Each year, about $30 billion in U.S. public funds goes toward teacher pensions, representing roughly 5 percent of all K-12 education spending nationally. (Analysis also indicates that the total funds committed are even larger given that current pension systems are underfunded to the tune of $325 billion.) These funds are an important component of teacher compensation, particularly where teachers make a tradeoff, accepting lower salaries in anticipation of realizing pension benefits at the end of their career. Given the sheer magnitude of this expenditure, my team at Edunomics Lab wondered: How equitably are these public pension funds applied across schools?
We already know a lot about spending inequities created by uneven teacher salaries: Longevity-based pay drives more public dollars to schools with more senior teachers (often schools that serve a smaller share of poor and minority students than other schools in a given district), thereby shortchanging some of the highest needs students. The U.S. Education Department’s Office for Civil Rights has flagged these patterns of “disparate impact” as problematic. But the growing body of analysis around teacher pensions hasn’t focused on the equity question—until now.
In “The Equity Problem in Teacher Pensions,” released in January, we take a preliminary look at the scope of variation in how pension funds are applied across schools in order to shed light on meaningful patterns that have largely remained in the dark. Our initial analysis of patterns in Delaware and three districts in Wisconsin, California, and Pennsylvania suggests that the current pension wealth accrual structure results in an inequitable deployment of these key education resources.
Pension accrual is lower in high-minority schools
We started our analysis in Delaware, where we examined the portion of teachers at each elementary school who are “vested” in the pension system (and had accrued any pension wealth). Not surprisingly, a smaller share of the teachers in the high-minority quartile of schools were vested (see below). Since high-minority schools have a smaller portion of vested teachers, their faculties are, on average, reaping a smaller portion of the state’s education funding pie via pensions. In other words, Delaware pension spending disproportionately benefits teachers in low-minority schools.
We then used more detailed teacher-level datasets from another three districts that included age, salary, and years of service to compute the incremental pension wealth accrual per teacher (less employee contributions). These details allow us to see which specific teachers earn pension benefits in what amounts. We summed those changes in pension wealth accrual across schools, and divided the sum among students they served.

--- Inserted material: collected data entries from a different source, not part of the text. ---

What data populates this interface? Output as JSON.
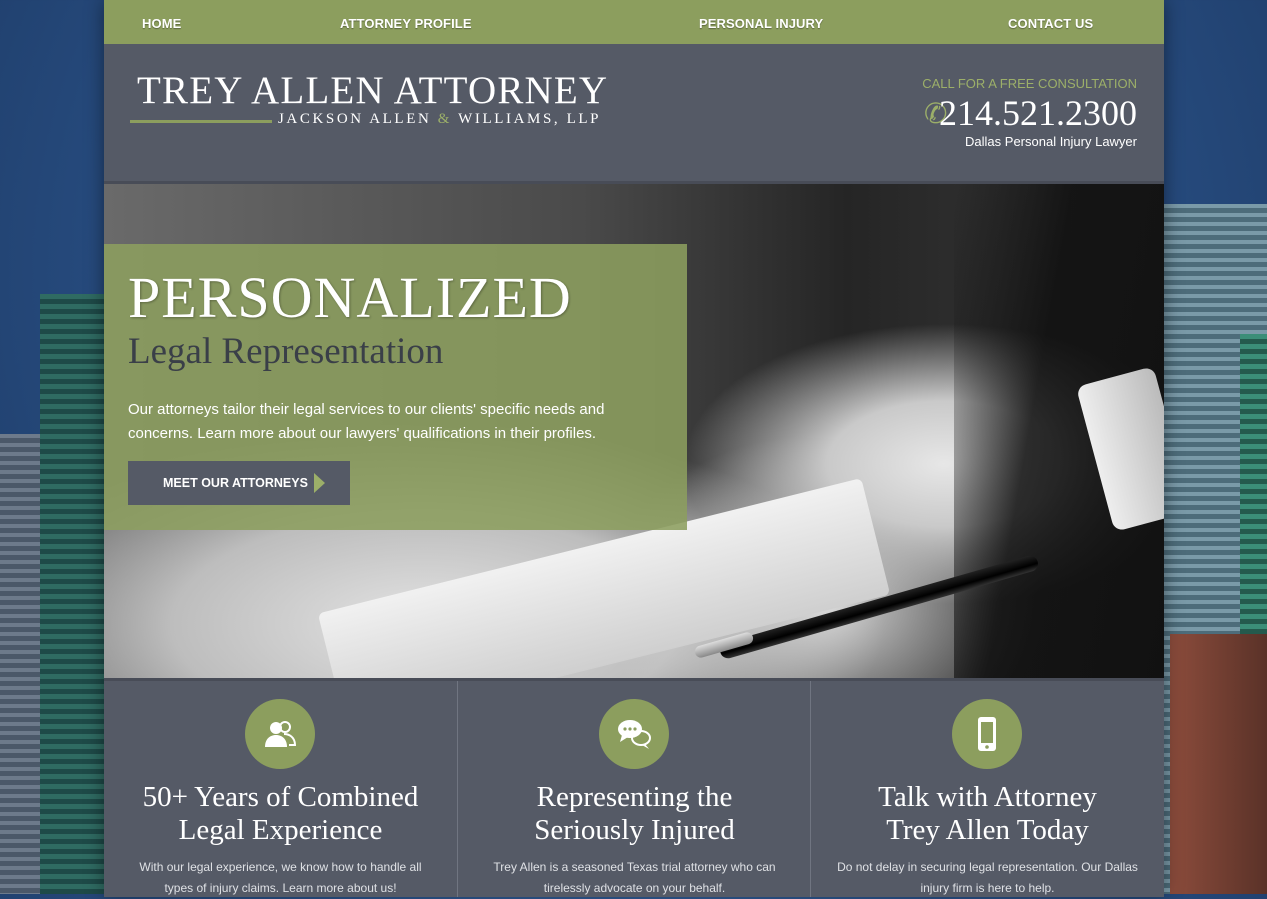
{
  "nav": {
    "items": [
      "HOME",
      "ATTORNEY PROFILE",
      "PERSONAL INJURY",
      "CONTACT US"
    ]
  },
  "header": {
    "logo_title": "TREY ALLEN ATTORNEY",
    "logo_sub_a": "JACKSON ALLEN",
    "logo_sub_amp": "&",
    "logo_sub_b": "WILLIAMS, LLP",
    "cta": "CALL FOR A FREE CONSULTATION",
    "phone": "214.521.2300",
    "phone_icon": "phone-icon",
    "tagline": "Dallas Personal Injury Lawyer"
  },
  "hero": {
    "title": "PERSONALIZED",
    "subtitle": "Legal Representation",
    "text": "Our attorneys tailor their legal services to our clients' specific needs and concerns. Learn more about our lawyers' qualifications in their profiles.",
    "button": "MEET OUR ATTORNEYS"
  },
  "features": [
    {
      "icon": "people-icon",
      "title_1": "50+ Years of Combined",
      "title_2": "Legal Experience",
      "text": "With our legal experience, we know how to handle all types of injury claims. Learn more about us!"
    },
    {
      "icon": "chat-bubbles-icon",
      "title_1": "Representing the",
      "title_2": "Seriously Injured",
      "text": "Trey Allen is a seasoned Texas trial attorney who can tirelessly advocate on your behalf."
    },
    {
      "icon": "mobile-phone-icon",
      "title_1": "Talk with Attorney",
      "title_2": "Trey Allen Today",
      "text": "Do not delay in securing legal representation. Our Dallas injury firm is here to help."
    }
  ],
  "colors": {
    "accent_green": "#8c9e5e",
    "panel_gray": "#555a66"
  }
}
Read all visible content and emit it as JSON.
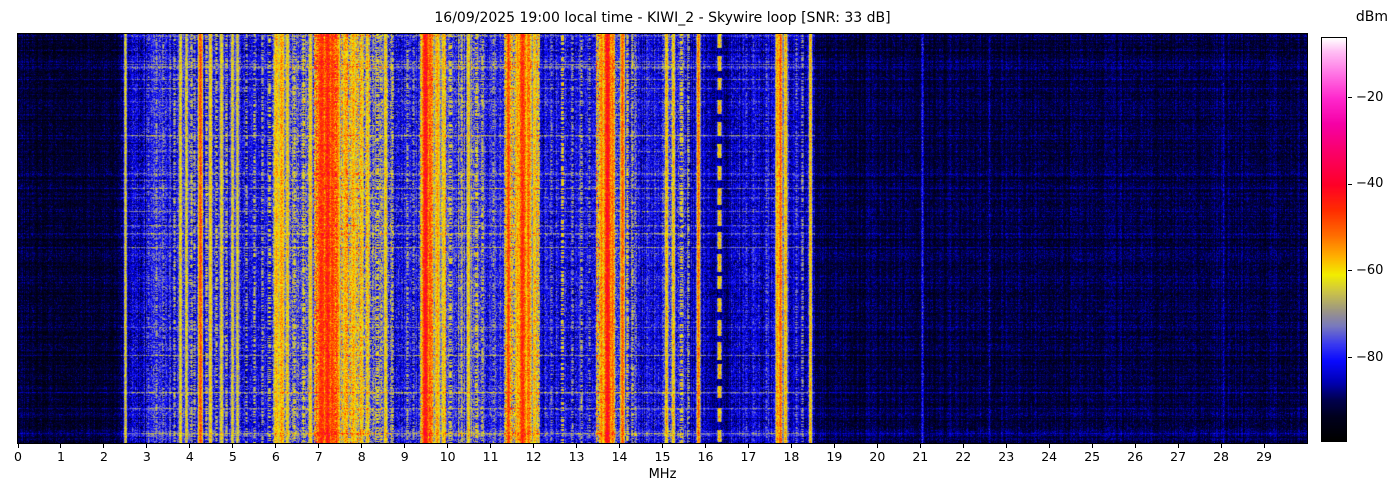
{
  "chart_data": {
    "type": "heatmap",
    "subtype": "spectrogram-waterfall",
    "title": "16/09/2025 19:00 local time - KIWI_2 - Skywire loop [SNR: 33 dB]",
    "xlabel": "MHz",
    "x_range": [
      0,
      30
    ],
    "xtick_values": [
      0,
      1,
      2,
      3,
      4,
      5,
      6,
      7,
      8,
      9,
      10,
      11,
      12,
      13,
      14,
      15,
      16,
      17,
      18,
      19,
      20,
      21,
      22,
      23,
      24,
      25,
      26,
      27,
      28,
      29
    ],
    "xtick_labels": [
      "0",
      "1",
      "2",
      "3",
      "4",
      "5",
      "6",
      "7",
      "8",
      "9",
      "10",
      "11",
      "12",
      "13",
      "14",
      "15",
      "16",
      "17",
      "18",
      "19",
      "20",
      "21",
      "22",
      "23",
      "24",
      "25",
      "26",
      "27",
      "28",
      "29"
    ],
    "grid": false,
    "colorbar": {
      "label": "dBm",
      "vmin": -99.5,
      "vmax": -6,
      "tick_values": [
        -20,
        -40,
        -60,
        -80
      ],
      "tick_labels": [
        "−20",
        "−40",
        "−60",
        "−80"
      ],
      "colormap_stops": [
        [
          -99.5,
          "#000000"
        ],
        [
          -94.0,
          "#00001e"
        ],
        [
          -90.0,
          "#000050"
        ],
        [
          -86.0,
          "#0000b4"
        ],
        [
          -81.0,
          "#0a0aff"
        ],
        [
          -77.0,
          "#3c3cf0"
        ],
        [
          -73.0,
          "#7878c0"
        ],
        [
          -69.0,
          "#a09a80"
        ],
        [
          -65.0,
          "#ccc448"
        ],
        [
          -61.0,
          "#f2ee00"
        ],
        [
          -57.0,
          "#ffb400"
        ],
        [
          -52.0,
          "#ff7000"
        ],
        [
          -46.0,
          "#ff2d00"
        ],
        [
          -40.0,
          "#ff0028"
        ],
        [
          -33.0,
          "#fb0064"
        ],
        [
          -26.0,
          "#f600a6"
        ],
        [
          -20.0,
          "#ff28cd"
        ],
        [
          -14.0,
          "#ff78e6"
        ],
        [
          -9.0,
          "#ffc0f5"
        ],
        [
          -6.0,
          "#ffffff"
        ]
      ]
    },
    "noise_floor_segments": [
      [
        0.0,
        2.4,
        -92,
        2.8
      ],
      [
        2.4,
        2.62,
        -87,
        4.0
      ],
      [
        2.62,
        3.1,
        -84,
        5.0
      ],
      [
        3.1,
        3.6,
        -79,
        5.5
      ],
      [
        3.6,
        5.3,
        -80,
        6.0
      ],
      [
        5.3,
        5.9,
        -82,
        5.0
      ],
      [
        5.9,
        6.4,
        -73,
        8.0
      ],
      [
        6.4,
        6.9,
        -77,
        7.0
      ],
      [
        6.9,
        7.45,
        -58,
        10.0
      ],
      [
        7.45,
        8.2,
        -66,
        9.0
      ],
      [
        8.2,
        8.75,
        -74,
        8.0
      ],
      [
        8.75,
        9.35,
        -80,
        5.5
      ],
      [
        9.35,
        9.65,
        -61,
        10.0
      ],
      [
        9.65,
        9.95,
        -69,
        8.0
      ],
      [
        9.95,
        10.25,
        -78,
        6.0
      ],
      [
        10.25,
        10.85,
        -74,
        7.0
      ],
      [
        10.85,
        11.3,
        -80,
        5.5
      ],
      [
        11.3,
        12.15,
        -67,
        9.0
      ],
      [
        12.15,
        13.45,
        -82,
        5.0
      ],
      [
        13.45,
        13.9,
        -64,
        10.0
      ],
      [
        13.9,
        14.4,
        -77,
        7.0
      ],
      [
        14.4,
        15.0,
        -82,
        5.0
      ],
      [
        15.0,
        15.6,
        -78,
        6.5
      ],
      [
        15.6,
        16.1,
        -84,
        4.5
      ],
      [
        16.1,
        16.6,
        -87,
        3.5
      ],
      [
        16.6,
        17.5,
        -84,
        4.5
      ],
      [
        17.5,
        18.0,
        -83,
        5.0
      ],
      [
        18.0,
        18.55,
        -85,
        4.0
      ],
      [
        18.55,
        30.0,
        -91,
        2.8
      ]
    ],
    "carriers": [
      [
        2.5,
        0.02,
        -62,
        "s"
      ],
      [
        3.02,
        0.02,
        -72,
        "f"
      ],
      [
        3.22,
        0.02,
        -68,
        "f"
      ],
      [
        3.38,
        0.02,
        -70,
        "f"
      ],
      [
        3.62,
        0.02,
        -66,
        "f"
      ],
      [
        3.76,
        0.03,
        -61,
        "s"
      ],
      [
        3.91,
        0.03,
        -62,
        "s"
      ],
      [
        4.02,
        0.02,
        -64,
        "f"
      ],
      [
        4.1,
        0.02,
        -66,
        "f"
      ],
      [
        4.24,
        0.03,
        -48,
        "s"
      ],
      [
        4.37,
        0.02,
        -63,
        "f"
      ],
      [
        4.47,
        0.03,
        -59,
        "s"
      ],
      [
        4.6,
        0.02,
        -64,
        "f"
      ],
      [
        4.72,
        0.03,
        -61,
        "s"
      ],
      [
        4.85,
        0.02,
        -65,
        "f"
      ],
      [
        4.98,
        0.03,
        -62,
        "s"
      ],
      [
        5.1,
        0.03,
        -63,
        "s"
      ],
      [
        5.3,
        0.02,
        -67,
        "f"
      ],
      [
        5.5,
        0.02,
        -65,
        "f"
      ],
      [
        5.68,
        0.02,
        -66,
        "f"
      ],
      [
        5.85,
        0.03,
        -63,
        "f"
      ],
      [
        6.0,
        0.04,
        -57,
        "s"
      ],
      [
        6.12,
        0.04,
        -55,
        "s"
      ],
      [
        6.25,
        0.03,
        -60,
        "s"
      ],
      [
        6.42,
        0.03,
        -63,
        "f"
      ],
      [
        6.63,
        0.03,
        -61,
        "f"
      ],
      [
        6.8,
        0.03,
        -59,
        "s"
      ],
      [
        7.05,
        0.06,
        -45,
        "s"
      ],
      [
        7.18,
        0.05,
        -44,
        "s"
      ],
      [
        7.3,
        0.05,
        -47,
        "s"
      ],
      [
        7.43,
        0.04,
        -52,
        "s"
      ],
      [
        7.62,
        0.04,
        -56,
        "s"
      ],
      [
        7.8,
        0.04,
        -57,
        "s"
      ],
      [
        7.98,
        0.03,
        -58,
        "s"
      ],
      [
        8.12,
        0.03,
        -60,
        "s"
      ],
      [
        8.35,
        0.03,
        -61,
        "f"
      ],
      [
        8.55,
        0.03,
        -59,
        "s"
      ],
      [
        8.7,
        0.02,
        -63,
        "f"
      ],
      [
        9.05,
        0.02,
        -67,
        "f"
      ],
      [
        9.2,
        0.02,
        -69,
        "f"
      ],
      [
        9.48,
        0.05,
        -42,
        "s"
      ],
      [
        9.6,
        0.04,
        -50,
        "s"
      ],
      [
        9.75,
        0.04,
        -56,
        "s"
      ],
      [
        9.88,
        0.03,
        -58,
        "s"
      ],
      [
        10.05,
        0.03,
        -62,
        "f"
      ],
      [
        10.3,
        0.02,
        -66,
        "f"
      ],
      [
        10.48,
        0.03,
        -59,
        "s"
      ],
      [
        10.65,
        0.03,
        -61,
        "f"
      ],
      [
        10.8,
        0.02,
        -64,
        "f"
      ],
      [
        11.05,
        0.02,
        -68,
        "f"
      ],
      [
        11.4,
        0.03,
        -47,
        "s"
      ],
      [
        11.62,
        0.03,
        -55,
        "s"
      ],
      [
        11.74,
        0.05,
        -45,
        "s"
      ],
      [
        11.88,
        0.04,
        -51,
        "s"
      ],
      [
        12.0,
        0.03,
        -57,
        "s"
      ],
      [
        12.1,
        0.02,
        -61,
        "f"
      ],
      [
        12.4,
        0.02,
        -70,
        "f"
      ],
      [
        12.65,
        0.025,
        -59,
        "f"
      ],
      [
        12.9,
        0.02,
        -68,
        "f"
      ],
      [
        13.1,
        0.02,
        -66,
        "f"
      ],
      [
        13.3,
        0.02,
        -69,
        "f"
      ],
      [
        13.57,
        0.03,
        -52,
        "s"
      ],
      [
        13.7,
        0.05,
        -42,
        "s"
      ],
      [
        13.83,
        0.03,
        -51,
        "s"
      ],
      [
        14.05,
        0.03,
        -49,
        "s"
      ],
      [
        14.18,
        0.02,
        -62,
        "f"
      ],
      [
        14.3,
        0.02,
        -65,
        "f"
      ],
      [
        15.08,
        0.025,
        -57,
        "s"
      ],
      [
        15.24,
        0.025,
        -57,
        "s"
      ],
      [
        15.43,
        0.03,
        -60,
        "f"
      ],
      [
        15.6,
        0.02,
        -66,
        "f"
      ],
      [
        15.82,
        0.025,
        -51,
        "s"
      ],
      [
        16.32,
        0.03,
        -57,
        "d"
      ],
      [
        16.95,
        0.02,
        -75,
        "f"
      ],
      [
        17.1,
        0.02,
        -75,
        "f"
      ],
      [
        17.4,
        0.02,
        -72,
        "f"
      ],
      [
        17.66,
        0.03,
        -55,
        "s"
      ],
      [
        17.74,
        0.025,
        -49,
        "s"
      ],
      [
        17.84,
        0.03,
        -57,
        "s"
      ],
      [
        18.1,
        0.02,
        -71,
        "f"
      ],
      [
        18.25,
        0.02,
        -68,
        "f"
      ],
      [
        18.43,
        0.025,
        -57,
        "s"
      ],
      [
        21.05,
        0.02,
        -79,
        "s"
      ],
      [
        22.6,
        0.015,
        -85,
        "s"
      ],
      [
        28.05,
        0.015,
        -85,
        "s"
      ]
    ],
    "texture": {
      "seed": 1337,
      "row_jitter": 1.2,
      "column_jitter_factor": 0.5,
      "striation_count": 26,
      "striation_boost": [
        5,
        13
      ],
      "active_floor_threshold": -88,
      "quiet_striation_factor": 0.35
    }
  }
}
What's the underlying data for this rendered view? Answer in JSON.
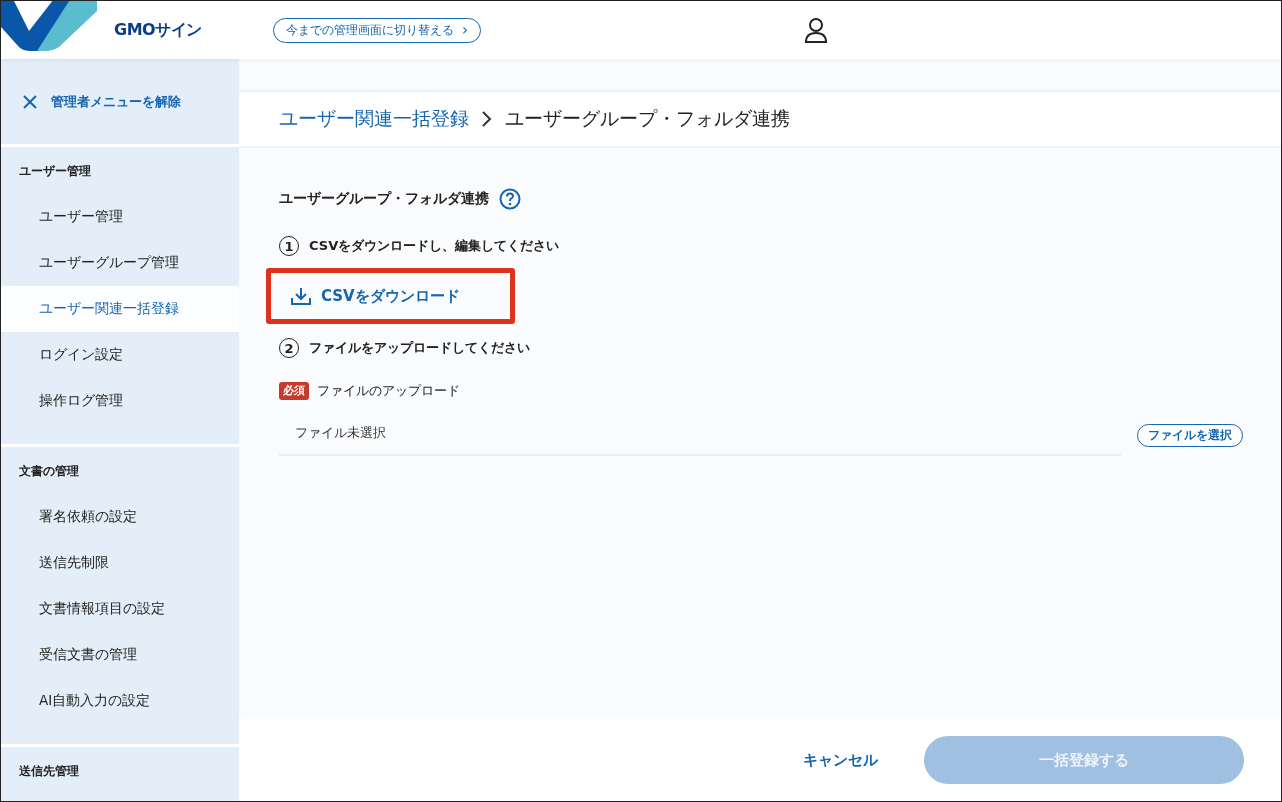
{
  "header": {
    "logo_text": "GMOサイン",
    "switch_button": "今までの管理画面に切り替える",
    "switch_chevron": "›"
  },
  "sidebar": {
    "close_label": "管理者メニューを解除",
    "groups": [
      {
        "title": "ユーザー管理",
        "items": [
          {
            "label": "ユーザー管理",
            "selected": false
          },
          {
            "label": "ユーザーグループ管理",
            "selected": false
          },
          {
            "label": "ユーザー関連一括登録",
            "selected": true
          },
          {
            "label": "ログイン設定",
            "selected": false
          },
          {
            "label": "操作ログ管理",
            "selected": false
          }
        ]
      },
      {
        "title": "文書の管理",
        "items": [
          {
            "label": "署名依頼の設定",
            "selected": false
          },
          {
            "label": "送信先制限",
            "selected": false
          },
          {
            "label": "文書情報項目の設定",
            "selected": false
          },
          {
            "label": "受信文書の管理",
            "selected": false
          },
          {
            "label": "AI自動入力の設定",
            "selected": false
          }
        ]
      },
      {
        "title": "送信先管理"
      }
    ]
  },
  "breadcrumb": [
    {
      "label": "ユーザー関連一括登録",
      "link": true
    },
    {
      "label": "ユーザーグループ・フォルダ連携",
      "link": false
    }
  ],
  "section_title": "ユーザーグループ・フォルダ連携",
  "steps": [
    {
      "number": "1",
      "text": "CSVをダウンロードし、編集してください"
    },
    {
      "number": "2",
      "text": "ファイルをアップロードしてください"
    }
  ],
  "download_link": {
    "label": "CSVをダウンロード",
    "highlighted": true
  },
  "upload": {
    "required_badge": "必須",
    "label": "ファイルのアップロード",
    "value": "ファイル未選択",
    "button": "ファイルを選択"
  },
  "footer": {
    "cancel": "キャンセル",
    "submit": {
      "label": "一括登録する",
      "disabled": true
    }
  }
}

In all three districts, high-minority schools draw less in publicly funded pension wealth among their teachers than low-minority schools. The differences in pension accrual between high- and low-minority schools ranged from about $40 to $110 per student. While those dollar differences may seem negligible (less than 1 percent of the average per pupil expenditure in each district), the patterns were decidedly not random.
Does this matter?
The billions of public funds used for teacher pensions nationwide must be considered part of the total funding pot available for educating students. But, typically, pension monies aren’t thought of or treated that way. The status quo practice of keeping pension payments and liabilities off annual school-level spending works to divorce pension spending from the intended beneficiaries of any and all public education spending—the students. Part of the challenge is that in some states, teachers are lumped together with other state employees into one larger, centrally administered public employee pension system with little separation by sector in budgeting or accounting.
With so many public education dollars working in service of teacher pensions, the issue of equity applies to pensions just as it does to any other kind of public education spending. Policymakers, politicians, and the public must ask whether tying up such a significant portion of public monies in ways that make them unavailable to students in high-minority schools is unfair and, ultimately, inequitable.
Financial transparency is a smart next step
Let’s be clear: We’re not calling for sweeping, one-size-fits-all policy changes to redistribute teachers among schools or overhaul pension formulas in the name of equity alone. Instead, the first step ought to be transparency and clarity around this fundamental reality: Pension dollars are part of the total public funds deployed on behalf of our nation’s schools. District and state leaders need to acknowledge that reality and account for those dollars in a way that aligns expenditures with students.
In fact, the timing is right to focus on financial transparency. The newly signed federal Every Student Succeeds Act requires for the first time that states report education spending by school. States will get to choose how they apportion pension spending and some will undoubtedly just divide that pension lump sum and apportion it evenly across schools. For those wanting more accurate spending totals by schools, getting them will be as simple as requiring pension actuaries to produce incremental pension wealth accrual by teacher.
Armed with accurate figures, districts can apportion the pension bill fairly to each school’s annual expenditures. Without that financial transparency, districts and states continue with the status quo of masking the annual liabilities of pension plans, and communities have no way to know if their public dollars are being applied equitably. When the mask is stripped away, it’s up to education leaders—together with their communities—to explore whether additional intervention or policy reform is needed.